Recently, the tornado omurice has taken social media by storm. By pinching the center of the eggs with a pair of chopsticks and slowly rotating the pan as it cooks through, the egg takes on a swirl-like pattern mimicking a tornado. This thin omelet is not completely cooked through, retaining some of the creaminess and silkiness that pairs perfectly with the rice.

Not just the omelet but the rice inside has many variations. Instead of ketchup, Hayashi omurice is also very popular. Hayashi stew is made with beef, onions and mushrooms stewed in demi-glace sauce consisting of red wine and tomatoes. The rich, indulgent and umami-packed rice pairs well with the creamy eggs. After slicing open the partly set omelet, more demi-glace sauce is generously poured on top. It mixes with the egg curdles, creating a delectable combination of flavors and textures.

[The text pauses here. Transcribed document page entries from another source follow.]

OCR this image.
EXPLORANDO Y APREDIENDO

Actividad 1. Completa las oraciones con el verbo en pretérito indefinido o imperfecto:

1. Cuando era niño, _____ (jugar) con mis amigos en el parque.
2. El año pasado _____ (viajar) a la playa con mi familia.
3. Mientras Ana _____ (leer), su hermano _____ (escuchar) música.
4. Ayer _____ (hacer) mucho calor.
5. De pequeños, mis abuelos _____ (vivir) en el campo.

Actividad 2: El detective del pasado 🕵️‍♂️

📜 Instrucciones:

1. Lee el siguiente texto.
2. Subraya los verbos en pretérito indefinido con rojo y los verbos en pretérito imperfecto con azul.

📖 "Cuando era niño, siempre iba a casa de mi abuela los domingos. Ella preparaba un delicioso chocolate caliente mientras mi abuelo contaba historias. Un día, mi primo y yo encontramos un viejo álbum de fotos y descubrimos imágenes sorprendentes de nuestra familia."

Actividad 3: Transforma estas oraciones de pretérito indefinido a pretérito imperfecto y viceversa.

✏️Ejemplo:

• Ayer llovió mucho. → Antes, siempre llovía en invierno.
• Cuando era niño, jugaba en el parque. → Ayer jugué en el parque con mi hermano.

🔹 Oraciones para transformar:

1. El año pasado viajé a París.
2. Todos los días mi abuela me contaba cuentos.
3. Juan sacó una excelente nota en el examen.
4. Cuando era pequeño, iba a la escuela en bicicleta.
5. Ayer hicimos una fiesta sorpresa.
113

Depending on the restaurant, there are more creative takes on omurice. Cheese omurice, creamy seafood omurice, curry omurice – just to name. Local culture further influences the dish, so there is taco rice omurice in Okinawa for example. In some restaurants, the rice is not even rice but yakisoba noodles.

Where Can You Eat Omurice?

Omurice can be found in nearly any Western-style restaurant. More commonly, parents prepare cutely decorated omurice for their children’s bento boxes, which has since become an online trend. A popular design is Rilakkuma, a children’s fictional bear character. The ketchup rice is sculpted into the shape of Rilakkuma and covered in a thin omelet blanket.

Throughout the country, professional chefs as well as house cooks have taken the humble omurice and turned it into a cultural sensation. Specialized shops sell many varieties and flavor combinations, from the classic one to seafood omurice concoctions. Home cooks big up the kawaii, sculpting and designing the rice, eggs and toppings. It’s a dish with open creative potential.